Small-molecule inhibition of MuRF1 attenuates skeletal muscle atrophy and dysfunction in cardiac cachexia
Thomas Scott Bowen†, Volker Adams*†, Sarah Werner, Tina Fischer, Paulien Vinke, Maria Noel Brogger, Norman Mangner, Axel Linke, Peter Sehr, Joe Lewis, Dittmar Labeit, Alexander Gasch & Siegfried Labeit
Background Muscle ring finger 1 (MuRF1) is a muscle-specific ubiquitin E3 ligase activated during clinical conditions associated with skeletal muscle wasting.

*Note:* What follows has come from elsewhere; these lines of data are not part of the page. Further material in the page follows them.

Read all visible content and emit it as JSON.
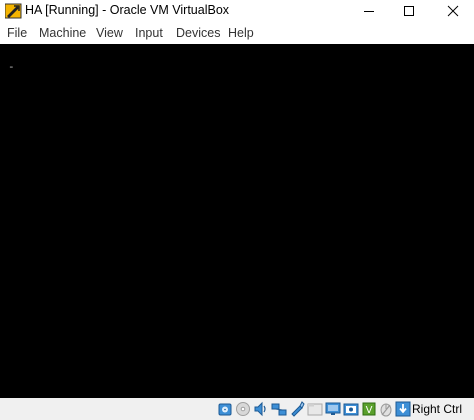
{
  "window": {
    "title": "HA [Running] - Oracle VM VirtualBox",
    "icon": "virtualbox-icon"
  },
  "menu": {
    "items": [
      "File",
      "Machine",
      "View",
      "Input",
      "Devices",
      "Help"
    ]
  },
  "screen": {
    "cursor_text": "-"
  },
  "statusbar": {
    "icons": [
      "hard-disk-icon",
      "optical-drive-icon",
      "audio-icon",
      "network-icon",
      "usb-icon",
      "shared-folders-icon",
      "display-icon",
      "video-capture-icon",
      "virtualization-icon",
      "mouse-integration-icon",
      "keyboard-capture-icon"
    ],
    "host_key_label": "Right Ctrl"
  },
  "colors": {
    "screen_bg": "#000000",
    "statusbar_bg": "#f0f0f0",
    "icon_blue": "#1f6fbf"
  }
}
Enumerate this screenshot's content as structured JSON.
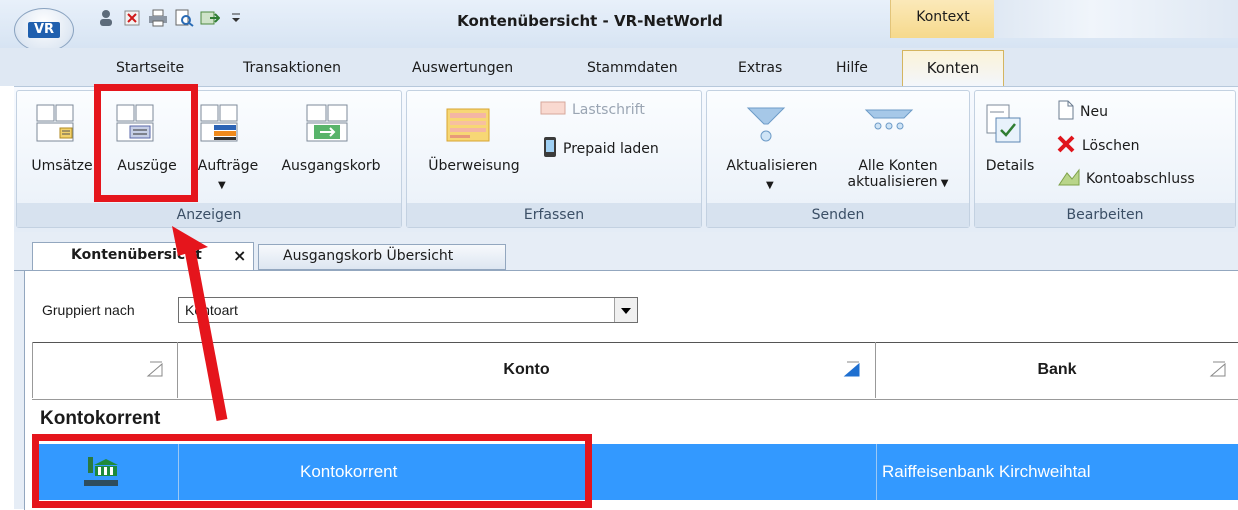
{
  "window": {
    "title": "Kontenübersicht - VR-NetWorld",
    "context_tab": "Kontext",
    "app_logo": "VR"
  },
  "qat": {
    "icons": [
      "user-icon",
      "delete-doc-icon",
      "print-icon",
      "print-preview-icon",
      "export-icon",
      "qat-dropdown-icon"
    ]
  },
  "ribbon_tabs": [
    "Startseite",
    "Transaktionen",
    "Auswertungen",
    "Stammdaten",
    "Extras",
    "Hilfe",
    "Konten"
  ],
  "active_tab": "Konten",
  "groups": {
    "anzeigen": {
      "label": "Anzeigen",
      "buttons": [
        "Umsätze",
        "Auszüge",
        "Aufträge",
        "Ausgangskorb"
      ]
    },
    "erfassen": {
      "label": "Erfassen",
      "ueberweisung": "Überweisung",
      "lastschrift": "Lastschrift",
      "prepaid": "Prepaid laden"
    },
    "senden": {
      "label": "Senden",
      "aktualisieren": "Aktualisieren",
      "alle_konten_1": "Alle Konten",
      "alle_konten_2": "aktualisieren"
    },
    "bearbeiten": {
      "label": "Bearbeiten",
      "details": "Details",
      "neu": "Neu",
      "loeschen": "Löschen",
      "kontoabschluss": "Kontoabschluss"
    }
  },
  "doc_tabs": {
    "active": "Kontenübersicht",
    "second": "Ausgangskorb Übersicht"
  },
  "groupby": {
    "label": "Gruppiert nach",
    "value": "Kontoart"
  },
  "grid": {
    "columns": [
      "",
      "Konto",
      "Bank"
    ],
    "group_title": "Kontokorrent",
    "rows": [
      {
        "konto": "Kontokorrent",
        "bank": "Raiffeisenbank Kirchweihtal"
      }
    ]
  },
  "colors": {
    "selection": "#3399ff",
    "highlight": "#e5151c",
    "accent": "#1f5fae"
  }
}
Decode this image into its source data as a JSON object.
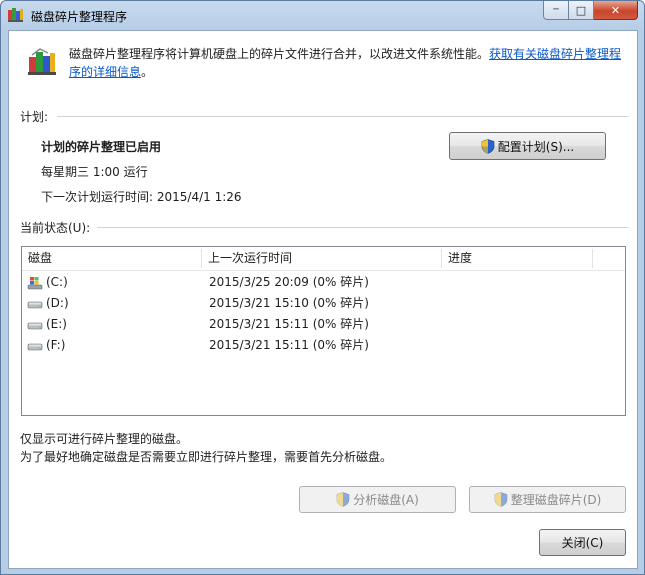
{
  "window": {
    "title": "磁盘碎片整理程序",
    "caption": {
      "minimize": "─",
      "maximize": "□",
      "close": "✕"
    }
  },
  "header": {
    "description": "磁盘碎片整理程序将计算机硬盘上的碎片文件进行合并，以改进文件系统性能。",
    "link_line1": "获取有关磁盘碎片整理程",
    "link_line2": "序的详细信息",
    "link_suffix": "。"
  },
  "schedule": {
    "group_label": "计划:",
    "status": "计划的碎片整理已启用",
    "frequency": "每星期三  1:00 运行",
    "next_run": "下一次计划运行时间: 2015/4/1 1:26",
    "configure_button": "配置计划(S)..."
  },
  "current_status": {
    "group_label": "当前状态(U):",
    "columns": [
      "磁盘",
      "上一次运行时间",
      "进度"
    ],
    "rows": [
      {
        "disk": "(C:)",
        "last_run": "2015/3/25 20:09 (0% 碎片)",
        "icon": "windows-drive-icon"
      },
      {
        "disk": "(D:)",
        "last_run": "2015/3/21 15:10 (0% 碎片)",
        "icon": "hard-drive-icon"
      },
      {
        "disk": "(E:)",
        "last_run": "2015/3/21 15:11 (0% 碎片)",
        "icon": "hard-drive-icon"
      },
      {
        "disk": "(F:)",
        "last_run": "2015/3/21 15:11 (0% 碎片)",
        "icon": "hard-drive-icon"
      }
    ]
  },
  "notes": {
    "line1": "仅显示可进行碎片整理的磁盘。",
    "line2": "为了最好地确定磁盘是否需要立即进行碎片整理，需要首先分析磁盘。"
  },
  "actions": {
    "analyze": "分析磁盘(A)",
    "defragment": "整理磁盘碎片(D)",
    "close": "关闭(C)"
  },
  "colors": {
    "link": "#0a58c9",
    "title_gradient": "#c7daee",
    "close_button": "#c9462c"
  }
}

Yet, there remains a paucity of therapeutic interventions that directly inhibit MuRF1 function, particularly in vivo. The current study, therefore, developed a novel compound targeting the central coiled coil domain of MuRF1 to inhibit muscle wasting in cardiac cachexia.

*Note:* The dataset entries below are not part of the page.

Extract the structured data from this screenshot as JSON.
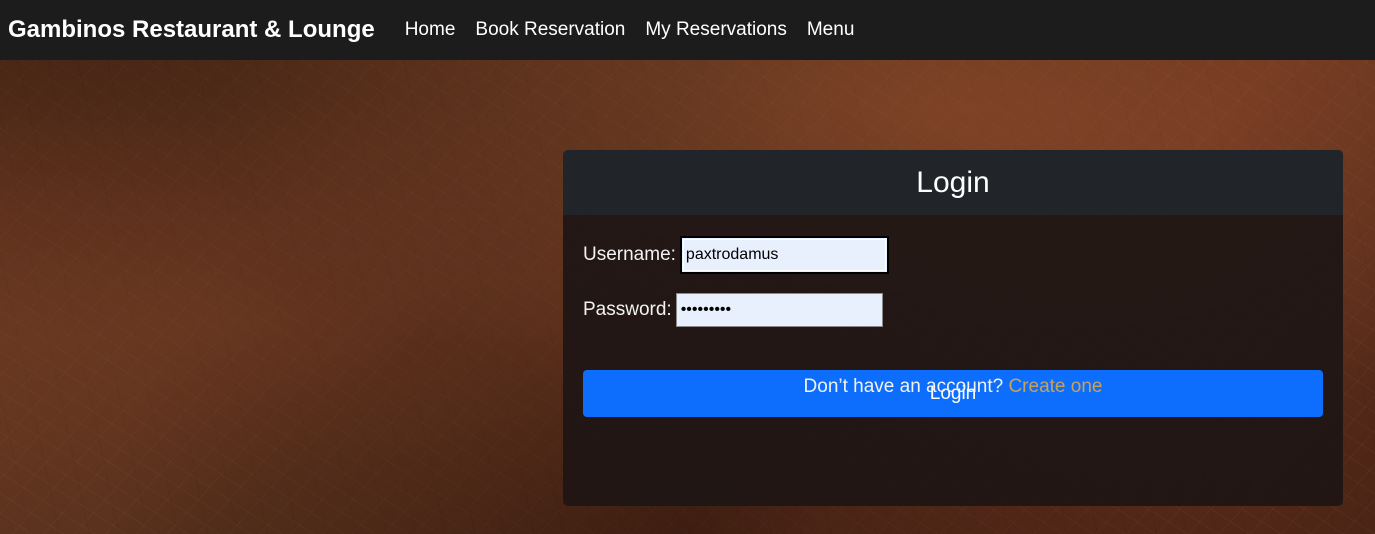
{
  "navbar": {
    "brand": "Gambinos Restaurant & Lounge",
    "links": [
      "Home",
      "Book Reservation",
      "My Reservations",
      "Menu"
    ]
  },
  "login_card": {
    "title": "Login",
    "username_label": "Username:",
    "username_value": "paxtrodamus",
    "password_label": "Password:",
    "password_value": "•••••••••",
    "submit_label": "Login",
    "signup_prompt": "Don’t have an account?",
    "signup_link": "Create one"
  },
  "colors": {
    "navbar_bg": "#1c1c1c",
    "primary_button": "#0d6efd",
    "link_accent": "#c9a15a",
    "card_header": "#212529"
  }
}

Methods We identified small molecules that interfere with the MuRF1–titin interaction from a 130 000 compound screen based on Alpha Technology. A subset of nine prioritized compounds were synthesized and administrated during conditions of muscle wasting, that is, to C2C12 muscle cells treated with dexamethasone and to mice treated with monocrotaline to induce cardiac cachexia.

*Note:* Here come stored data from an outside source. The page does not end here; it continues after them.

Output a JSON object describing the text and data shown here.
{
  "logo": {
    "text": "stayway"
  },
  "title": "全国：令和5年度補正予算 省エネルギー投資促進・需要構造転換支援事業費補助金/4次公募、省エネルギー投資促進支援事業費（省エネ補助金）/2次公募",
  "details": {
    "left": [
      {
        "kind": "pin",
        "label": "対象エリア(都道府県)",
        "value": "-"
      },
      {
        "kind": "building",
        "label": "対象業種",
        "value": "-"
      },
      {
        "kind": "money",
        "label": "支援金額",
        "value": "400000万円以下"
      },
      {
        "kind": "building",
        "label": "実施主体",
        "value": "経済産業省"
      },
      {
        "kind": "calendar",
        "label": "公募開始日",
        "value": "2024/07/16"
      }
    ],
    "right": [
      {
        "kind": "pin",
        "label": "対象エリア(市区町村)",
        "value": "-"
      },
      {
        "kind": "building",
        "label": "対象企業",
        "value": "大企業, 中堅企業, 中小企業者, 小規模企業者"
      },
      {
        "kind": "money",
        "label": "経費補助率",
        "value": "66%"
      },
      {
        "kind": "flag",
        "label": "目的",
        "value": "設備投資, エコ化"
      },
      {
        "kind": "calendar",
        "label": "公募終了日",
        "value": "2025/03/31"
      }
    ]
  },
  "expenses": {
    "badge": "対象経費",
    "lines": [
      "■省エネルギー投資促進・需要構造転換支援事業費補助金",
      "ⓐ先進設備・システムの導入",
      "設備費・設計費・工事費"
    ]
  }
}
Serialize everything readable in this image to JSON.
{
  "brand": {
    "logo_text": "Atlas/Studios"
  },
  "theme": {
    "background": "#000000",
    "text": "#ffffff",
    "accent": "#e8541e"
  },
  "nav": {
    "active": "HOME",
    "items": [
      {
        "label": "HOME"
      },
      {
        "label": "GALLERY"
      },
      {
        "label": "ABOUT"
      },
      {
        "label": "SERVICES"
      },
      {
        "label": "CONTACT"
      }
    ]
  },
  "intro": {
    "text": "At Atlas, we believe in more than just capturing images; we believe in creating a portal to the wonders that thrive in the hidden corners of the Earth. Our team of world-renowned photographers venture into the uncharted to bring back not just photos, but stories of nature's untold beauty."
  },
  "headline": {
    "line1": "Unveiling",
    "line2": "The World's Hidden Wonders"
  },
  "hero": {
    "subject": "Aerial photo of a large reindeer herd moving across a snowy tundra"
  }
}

Results The nine selected compounds inhibited MuRF1–titin complexation with IC50 values <25 μM, of which three were found to also inhibit MuRF1 E3 ligase activity, with one further showing low toxicity on cultured myotubes. This last compound, EMBL chemical core ID#704946, also prevented atrophy in myotubes induced by dexamethasone and attenuated fibre atrophy and contractile dysfunction in mice during cardiac cachexia. Proteomic and western blot analyses showed that stress pathways were attenuated by ID#704946 treatment, including down-regulation of MuRF1 and normalization of proteins associated with apoptosis (BAX) and protein synthesis (elF2B-delta). Furthermore, actin ubiquitinylation and proteasome activity was attenuated.
Conclusions We identified a novel compound directed to MuRF1’s central myofibrillar protein recognition domain. This compound attenuated in vivo muscle wasting and contractile dysfunction in cardiac cachexia by protecting de novo protein synthesis and by down-regulating apoptosis and ubiquitin-proteasome-dependent proteolysis.